Tempe adalah makanan yang banyak disukai dan memiliki permintaan yang besar di Indonesia. Hal ini membuat banyak timbulnya pengrajin yang mengambil peluang dari  banyaknya permintaan tersebut.Salah satu diantaranya adalah sebuah Kampung di Citeureup yang dikenal dengan nama Blok Tempe Citeureup.Blok Tempe Citeureup, Kabupaten Bogor ini berlokasi di area belakang ruko seberang Puskesmas yang tak jauh dari Pasar Citeureup. Blok Tempe ini, kini menjadi ladang ekonomi  lebih dari 400 kepala keluarga disana.
Apabila Anda ke Blok Tempe ini, Anda akan menyusuri jalan setapak yang sebagian aspal dan sebagian lainnya masih tanah yang akan becek saat hujan. Selama menyusuri kampung ini, Anda akan melihat pemandangan banyak tumpukan kayu serta drum yang biasa digunakan untuk pembuatan tempe.
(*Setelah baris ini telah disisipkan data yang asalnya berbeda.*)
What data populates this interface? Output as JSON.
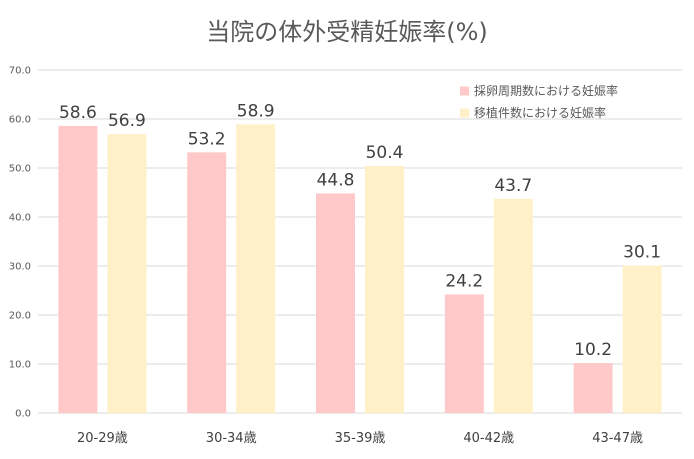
{
  "chart_data": {
    "type": "bar",
    "title": "当院の体外受精妊娠率(%)",
    "categories": [
      "20-29歳",
      "30-34歳",
      "35-39歳",
      "40-42歳",
      "43-47歳"
    ],
    "series": [
      {
        "name": "採卵周期数における妊娠率",
        "values": [
          58.6,
          53.2,
          44.8,
          24.2,
          10.2
        ],
        "color": "#ffc9c9"
      },
      {
        "name": "移植件数における妊娠率",
        "values": [
          56.9,
          58.9,
          50.4,
          43.7,
          30.1
        ],
        "color": "#fff0c8"
      }
    ],
    "ylim": [
      0,
      70
    ],
    "yticks": [
      "0.0",
      "10.0",
      "20.0",
      "30.0",
      "40.0",
      "50.0",
      "60.0",
      "70.0"
    ],
    "grid": true,
    "legend": "top-right",
    "data_labels": true
  }
}
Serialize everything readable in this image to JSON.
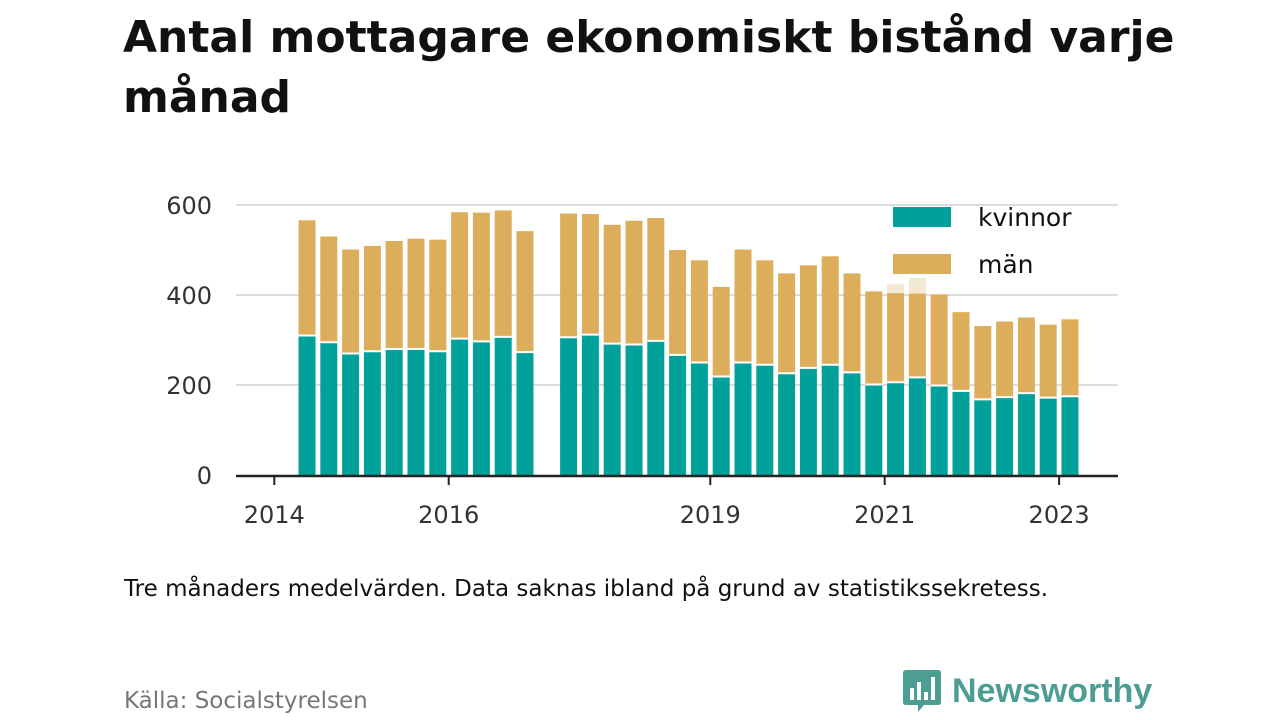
{
  "title": "Antal mottagare ekonomiskt bistånd varje månad",
  "note": "Tre månaders medelvärden. Data saknas ibland på grund av statistikssekretess.",
  "source": "Källa: Socialstyrelsen",
  "brand": "Newsworthy",
  "colors": {
    "kvinnor": "#00a19a",
    "man": "#dcae5c",
    "grid": "#dddddd",
    "axis": "#222222"
  },
  "chart_data": {
    "type": "bar",
    "stacked": true,
    "ylim": [
      0,
      600
    ],
    "yticks": [
      0,
      200,
      400,
      600
    ],
    "xticks": [
      "2014",
      "2016",
      "2019",
      "2021",
      "2023"
    ],
    "legend": "top-right",
    "grid": true,
    "x": [
      "2014-Q2",
      "2014-Q3",
      "2014-Q4",
      "2015-Q1",
      "2015-Q2",
      "2015-Q3",
      "2015-Q4",
      "2016-Q1",
      "2016-Q2",
      "2016-Q3",
      "2016-Q4",
      "2017-Q1",
      "2017-Q2",
      "2017-Q3",
      "2017-Q4",
      "2018-Q1",
      "2018-Q2",
      "2018-Q3",
      "2018-Q4",
      "2019-Q1",
      "2019-Q2",
      "2019-Q3",
      "2019-Q4",
      "2020-Q1",
      "2020-Q2",
      "2020-Q3",
      "2020-Q4",
      "2021-Q1",
      "2021-Q2",
      "2021-Q3",
      "2021-Q4",
      "2022-Q1",
      "2022-Q2",
      "2022-Q3",
      "2022-Q4",
      "2023-Q1"
    ],
    "series": [
      {
        "name": "kvinnor",
        "values": [
          310,
          295,
          270,
          275,
          280,
          280,
          275,
          303,
          297,
          307,
          273,
          null,
          306,
          312,
          292,
          290,
          298,
          267,
          250,
          219,
          250,
          245,
          226,
          238,
          245,
          228,
          201,
          206,
          217,
          199,
          187,
          168,
          173,
          182,
          172,
          175
        ]
      },
      {
        "name": "män",
        "values": [
          256,
          235,
          231,
          234,
          240,
          245,
          248,
          281,
          286,
          281,
          269,
          null,
          275,
          268,
          264,
          275,
          273,
          233,
          227,
          199,
          251,
          232,
          222,
          228,
          241,
          220,
          207,
          198,
          186,
          202,
          175,
          163,
          168,
          168,
          162,
          171
        ]
      }
    ],
    "faint_overlay": [
      null,
      null,
      null,
      null,
      null,
      null,
      null,
      null,
      null,
      null,
      null,
      null,
      null,
      null,
      null,
      null,
      null,
      null,
      null,
      null,
      null,
      null,
      null,
      null,
      null,
      null,
      null,
      424,
      438,
      null,
      null,
      null,
      null,
      null,
      null,
      null
    ]
  }
}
Seperti yang telah disebutkan diatas, banyaknya tumpukan kayu dan drum karena proses pembuatan tempe disini yang masih menggunakan cara tradisional dalam pengolahannya. Para pengrajin menggunakan drum plastik sebagai tempat merendam, menggiling sekaligus mencuci kedelai, hingga pemberian ragi, drum besi untuk merebus kedelai dan kayu digunakan sebagai tempat untuk meletakkan kedelai yang telah dibungkus yang sudah diberi ragi hingga menjadi tempe. Kegiatan yang dilakukan disini berlangsung tanpa adanya batasan operasional atau selama 24 jam.
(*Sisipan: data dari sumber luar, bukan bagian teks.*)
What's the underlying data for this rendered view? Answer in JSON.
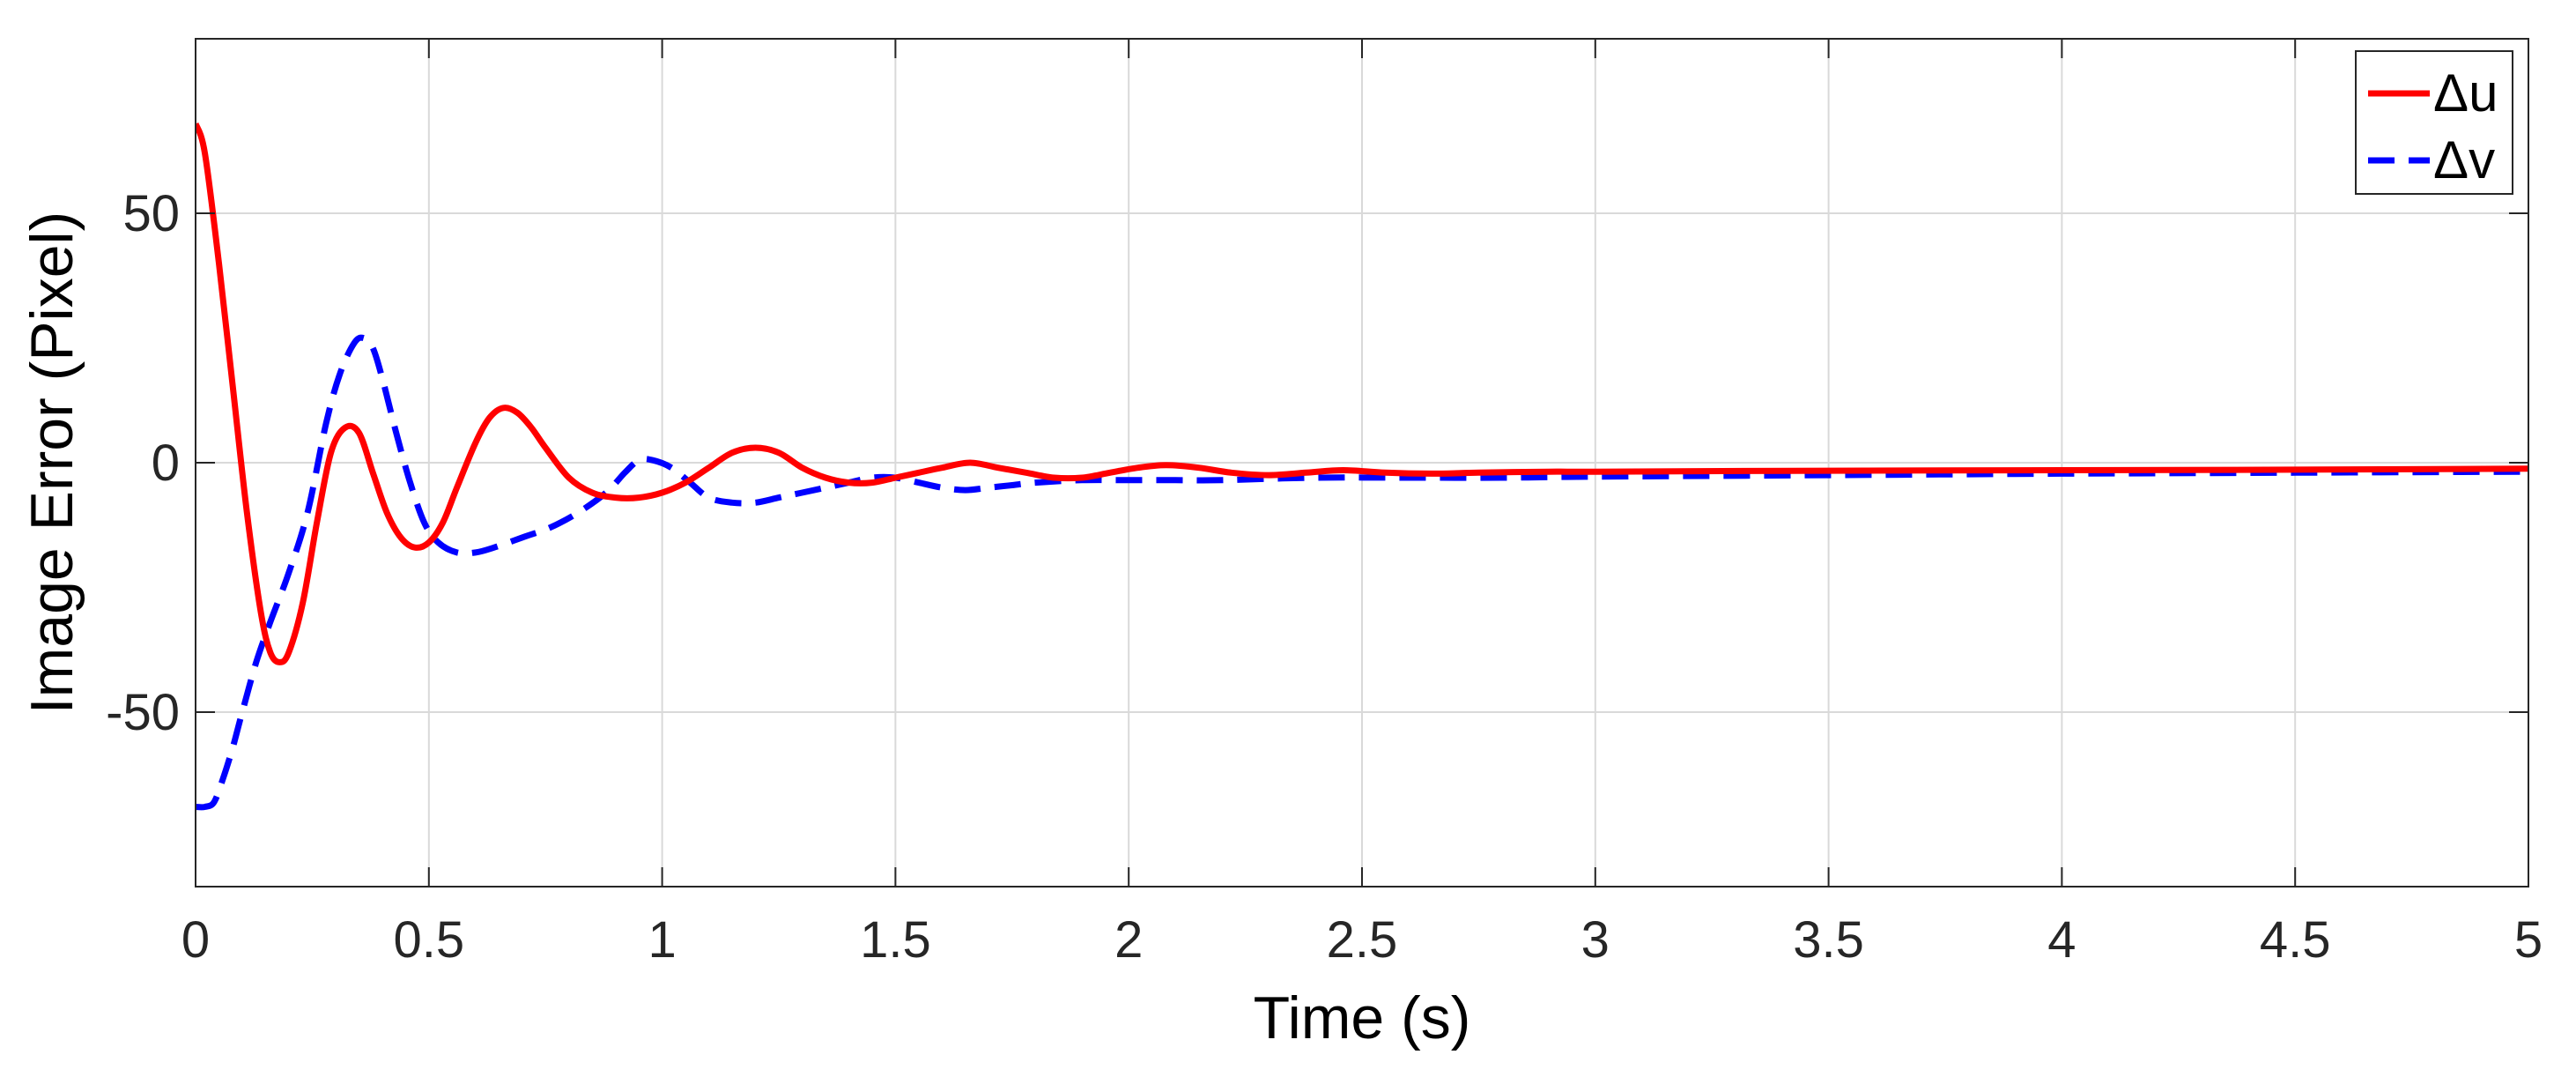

Kegiatan yang ada di blok tempe ini terjadi selama 24 jam karena siang digunakan untuk berjualan dan malam untuk produksi. Hal tersebut nyaris dilakukan oleh semua pengrajin, termasuk Agus. Agus adalah salah satu pemilik usaha tempe disitu, ia membagi sistem kerjanya menjadi dua shif. Shif pagi yang digunakan untuk mengantarkan, menunggu pelanggan langganan ataupun berjualan tempe di pasar. Sedangkan Shif siang atau sehabis ashar digunakan untuk proses produksi tempe.
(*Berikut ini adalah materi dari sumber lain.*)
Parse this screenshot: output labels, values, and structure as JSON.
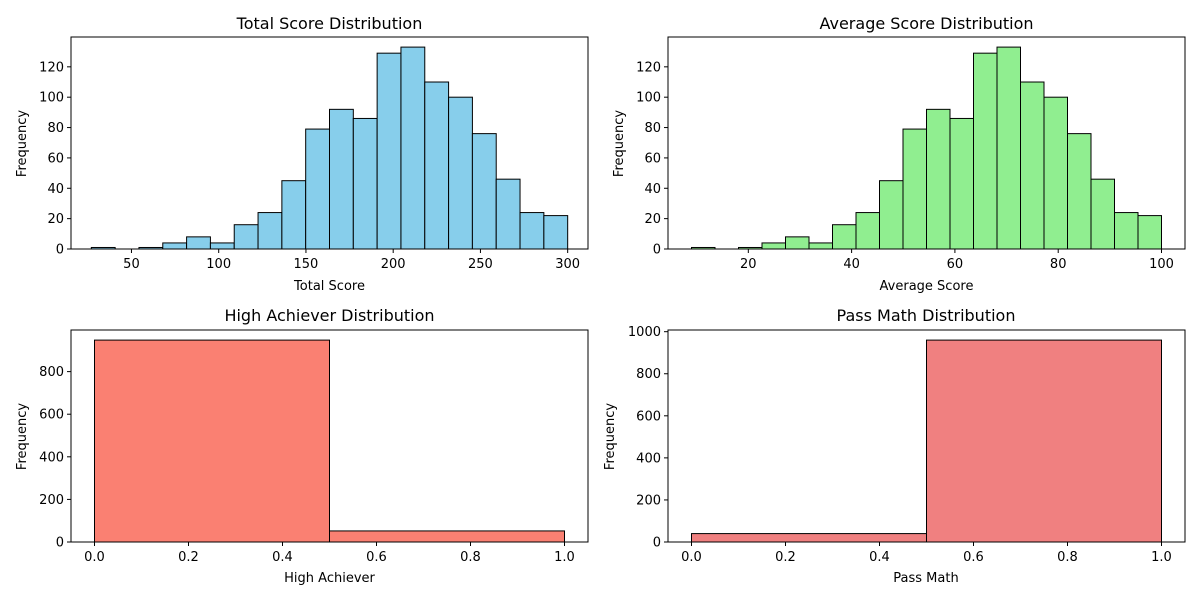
{
  "chart_data": [
    {
      "type": "bar",
      "title": "Total Score Distribution",
      "xlabel": "Total Score",
      "ylabel": "Frequency",
      "color": "#87CEEB",
      "bin_edges": [
        27,
        40.65,
        54.3,
        67.95,
        81.6,
        95.25,
        108.9,
        122.55,
        136.2,
        149.85,
        163.5,
        177.15,
        190.8,
        204.45,
        218.1,
        231.75,
        245.4,
        259.05,
        272.7,
        286.35,
        300
      ],
      "values": [
        1,
        0,
        1,
        4,
        8,
        4,
        16,
        24,
        45,
        79,
        92,
        86,
        129,
        133,
        110,
        100,
        76,
        46,
        24,
        22
      ],
      "xlim": [
        15.35,
        311.65
      ],
      "ylim": [
        0,
        139.65
      ],
      "xticks": [
        50,
        100,
        150,
        200,
        250,
        300
      ],
      "yticks": [
        0,
        20,
        40,
        60,
        80,
        100,
        120
      ],
      "grid": false
    },
    {
      "type": "bar",
      "title": "Average Score Distribution",
      "xlabel": "Average Score",
      "ylabel": "Frequency",
      "color": "#90EE90",
      "bin_edges": [
        9,
        13.55,
        18.1,
        22.65,
        27.2,
        31.75,
        36.3,
        40.85,
        45.4,
        49.95,
        54.5,
        59.05,
        63.6,
        68.15,
        72.7,
        77.25,
        81.8,
        86.35,
        90.9,
        95.45,
        100
      ],
      "values": [
        1,
        0,
        1,
        4,
        8,
        4,
        16,
        24,
        45,
        79,
        92,
        86,
        129,
        133,
        110,
        100,
        76,
        46,
        24,
        22
      ],
      "xlim": [
        4.45,
        104.55
      ],
      "ylim": [
        0,
        139.65
      ],
      "xticks": [
        20,
        40,
        60,
        80,
        100
      ],
      "yticks": [
        0,
        20,
        40,
        60,
        80,
        100,
        120
      ],
      "grid": false
    },
    {
      "type": "bar",
      "title": "High Achiever Distribution",
      "xlabel": "High Achiever",
      "ylabel": "Frequency",
      "color": "#FA8072",
      "bin_edges": [
        0,
        0.5,
        1
      ],
      "values": [
        948,
        52
      ],
      "xlim": [
        -0.05,
        1.05
      ],
      "ylim": [
        0,
        995.4
      ],
      "xticks": [
        0.0,
        0.2,
        0.4,
        0.6,
        0.8,
        1.0
      ],
      "yticks": [
        0,
        200,
        400,
        600,
        800
      ],
      "grid": false
    },
    {
      "type": "bar",
      "title": "Pass Math Distribution",
      "xlabel": "Pass Math",
      "ylabel": "Frequency",
      "color": "#F08080",
      "bin_edges": [
        0,
        0.5,
        1
      ],
      "values": [
        40,
        960
      ],
      "xlim": [
        -0.05,
        1.05
      ],
      "ylim": [
        0,
        1008
      ],
      "xticks": [
        0.0,
        0.2,
        0.4,
        0.6,
        0.8,
        1.0
      ],
      "yticks": [
        0,
        200,
        400,
        600,
        800,
        1000
      ],
      "grid": false
    }
  ]
}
Agus sendiri bukanlah orang asli Bogor, melainkan pendatang yang berasal dari Pekalongan. Profesi ini ia mulai ketika ibunya memberikan modal dan menyuruh ia dan tiga saudaranya untuk menjadi pengrajin  tempe di daerah  Bogor yang saat itu masih sedikit pengrajin yang ada. Usaha itu pun ia tekuni dan akhirnya bertahan hingga sekarang.
"Dulu awal Saya dan saudara disini, ini dulu rawa, empang bekas sawah, jadi warga asli sini tidak suka dan banyak menjual lahannya dengan harga murah. Akan tetapi, lambat laun usaha ini terus berkembang walaupun juga dari pendatang bukan warga asli. Sekarang sudah ada sekitar lebih dari 400 pengrajin tempe disini," kata Agus. Pertambahan yang cepat disebabkan, banyak yang dulunya karyawan pengusaha tempe kini membuka produksi sendiri. Jumlah pengrajin yang semakin cepat bertambah juga karena kebanyakan karyawan adalah saudara yang berasal dari daerah Pekalongan.
Tak hanya Agus, tempe juga menjadi mata pencaharian dari Putra. Menurutnya usaha ini sangat bagus dan cukup menjanjikan. " Tempe itu enak, pasti laku terus tidak mungkin merugi."Pembeli banyak, apalagi seperti pecel lele gitu yang selalu menggunakan tempe di usahanya." timpal Agus.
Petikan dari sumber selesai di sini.